I’m a voracious reader of travel memoir, but I’ve come across very few memoirs set in Oxford, where I once lived and which still has my heart. (Which makes it an even better idea for me to write an Oxford travel memoir one day.) So, when I read about Surprised by Oxford on Sarah’s blog, I wasted not a moment in ordering it.

The cover – a view of the front quad of Oriel College, where author Carolyn Weber studied – made me catch my breath. I know those spires, rising so elegant and clean against that blue sky. I’ve got a photo, somewhere, of that same quad (though I’ve never actually made it inside Oriel yet). Even the title evokes the life of another Oxford friend: C.S. Lewis, who called his memoir Surprised by Joy – which I think Caro was, too.

Caro’s story differs from mine in several important ways: she is Canadian, I am American; she studied at Oriel while I earned my master’s from Oxford Brookes; she parted ways with the fiance she’d left behind at Christmastime, whereas I did marry the man who’d waited so patiently for me back in Texas. Most importantly, Caro came to Oxford as an agnostic, and I was already a Christian when I came.

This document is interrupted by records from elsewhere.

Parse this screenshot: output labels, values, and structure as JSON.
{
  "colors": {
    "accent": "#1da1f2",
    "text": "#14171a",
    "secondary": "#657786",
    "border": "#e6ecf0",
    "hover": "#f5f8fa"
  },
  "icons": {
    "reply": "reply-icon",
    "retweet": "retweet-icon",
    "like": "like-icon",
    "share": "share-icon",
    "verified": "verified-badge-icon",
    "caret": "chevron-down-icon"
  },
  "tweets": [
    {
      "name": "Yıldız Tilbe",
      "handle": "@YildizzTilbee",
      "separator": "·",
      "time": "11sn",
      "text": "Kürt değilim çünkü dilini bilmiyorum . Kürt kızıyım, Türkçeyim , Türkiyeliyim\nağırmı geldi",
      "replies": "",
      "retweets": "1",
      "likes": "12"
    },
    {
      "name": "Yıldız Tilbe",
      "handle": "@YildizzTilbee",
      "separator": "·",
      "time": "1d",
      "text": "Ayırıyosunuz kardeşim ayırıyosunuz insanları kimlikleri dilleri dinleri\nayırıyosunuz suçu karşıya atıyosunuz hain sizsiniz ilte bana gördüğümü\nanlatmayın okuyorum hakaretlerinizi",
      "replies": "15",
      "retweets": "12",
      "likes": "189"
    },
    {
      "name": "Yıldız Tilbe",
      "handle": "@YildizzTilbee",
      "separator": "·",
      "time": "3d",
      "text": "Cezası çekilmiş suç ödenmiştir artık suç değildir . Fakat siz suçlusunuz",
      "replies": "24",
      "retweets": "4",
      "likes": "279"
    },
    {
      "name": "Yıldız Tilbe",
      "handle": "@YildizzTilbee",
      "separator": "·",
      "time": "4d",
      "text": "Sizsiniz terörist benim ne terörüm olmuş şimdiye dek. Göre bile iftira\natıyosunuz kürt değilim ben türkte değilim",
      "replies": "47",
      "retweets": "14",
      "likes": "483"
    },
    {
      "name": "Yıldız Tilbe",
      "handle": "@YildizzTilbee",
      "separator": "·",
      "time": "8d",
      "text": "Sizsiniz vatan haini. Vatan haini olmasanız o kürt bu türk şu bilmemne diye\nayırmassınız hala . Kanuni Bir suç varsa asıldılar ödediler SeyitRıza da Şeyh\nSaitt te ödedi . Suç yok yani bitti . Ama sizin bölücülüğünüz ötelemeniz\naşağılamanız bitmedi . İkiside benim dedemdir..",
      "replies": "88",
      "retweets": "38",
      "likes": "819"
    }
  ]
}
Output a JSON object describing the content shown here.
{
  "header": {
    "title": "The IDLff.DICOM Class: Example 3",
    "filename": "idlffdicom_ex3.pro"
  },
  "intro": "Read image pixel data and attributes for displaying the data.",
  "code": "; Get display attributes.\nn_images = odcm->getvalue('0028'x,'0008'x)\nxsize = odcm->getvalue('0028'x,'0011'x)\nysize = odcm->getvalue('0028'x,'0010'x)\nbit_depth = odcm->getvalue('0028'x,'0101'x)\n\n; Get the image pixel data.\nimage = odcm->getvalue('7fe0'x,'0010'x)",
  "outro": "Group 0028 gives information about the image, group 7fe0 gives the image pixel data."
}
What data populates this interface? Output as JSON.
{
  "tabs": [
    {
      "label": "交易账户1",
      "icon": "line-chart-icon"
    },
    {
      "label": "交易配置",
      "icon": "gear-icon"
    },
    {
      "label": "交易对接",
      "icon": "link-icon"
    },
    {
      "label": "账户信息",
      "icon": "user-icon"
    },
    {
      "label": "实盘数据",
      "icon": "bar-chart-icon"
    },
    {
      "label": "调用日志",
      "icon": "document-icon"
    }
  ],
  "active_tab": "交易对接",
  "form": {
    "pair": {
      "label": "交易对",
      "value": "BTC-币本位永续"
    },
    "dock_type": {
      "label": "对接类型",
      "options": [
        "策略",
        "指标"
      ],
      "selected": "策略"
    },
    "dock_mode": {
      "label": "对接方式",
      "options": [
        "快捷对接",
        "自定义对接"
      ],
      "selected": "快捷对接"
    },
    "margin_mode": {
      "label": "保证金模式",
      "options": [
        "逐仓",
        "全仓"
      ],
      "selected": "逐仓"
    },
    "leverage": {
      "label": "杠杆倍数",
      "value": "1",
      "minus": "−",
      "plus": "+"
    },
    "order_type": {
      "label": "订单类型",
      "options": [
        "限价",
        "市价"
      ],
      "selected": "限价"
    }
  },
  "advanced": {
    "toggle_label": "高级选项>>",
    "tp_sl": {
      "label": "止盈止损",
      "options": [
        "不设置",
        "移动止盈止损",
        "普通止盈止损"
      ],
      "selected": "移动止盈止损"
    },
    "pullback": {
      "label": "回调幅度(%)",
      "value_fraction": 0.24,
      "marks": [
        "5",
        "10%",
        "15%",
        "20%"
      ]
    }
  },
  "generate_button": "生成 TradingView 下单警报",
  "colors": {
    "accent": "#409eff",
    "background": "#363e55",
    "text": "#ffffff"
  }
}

But the places she lived and studied and ate – Blackwells Bookshop, the Bodleian Library, Jamal’s Indian restaurant in Jericho), even the streets – were all intimately familiar to me. I couldn’t turn a page without feeling a ping of recognition – high tea at the Randolph! May Morning at Magdalen Tower! Turn Again Lane down by St Ebbe’s Street! If there had been a map included with the book, it would have closely resembled my own internal one of Oxford. And although my faith story looks quite different than hers in some respects, the ping of recognition also extended to her journey toward God.

Caro is a scholar, a lover of literature and poetry – and she quotes liberally from the greats, including Donne, Wordsworth and so many others, as she struggles to make sense of this new faith which calls to her. She’s also, like me, a woman and a feminist struggling with what has long been a male-dominated institution (at least in the Protestant West), and a curious mind with a lot of questions. Most importantly, she is utterly, disarmingly honest about her questions and doubts and fears. (She also has a wonderful sense of humor, even slipping in the occasional pun for some comic relief.)

I read her story over several days, sinking deeply into it the way you sink into a long talk with a good friend. (The way, indeed, I used to sink into talks with Jacque or Lizzie or Nicky or Jo, when I lived in Oxford.) I pondered Caro’s questions along with her, rooted for her budding love story, and delighted in every single allusion to a familiar street or shop or building in this city I love. Short of hopping a plane back to Oxford, it was the best (beautifully written) way to assuage the longing for the place I still call home.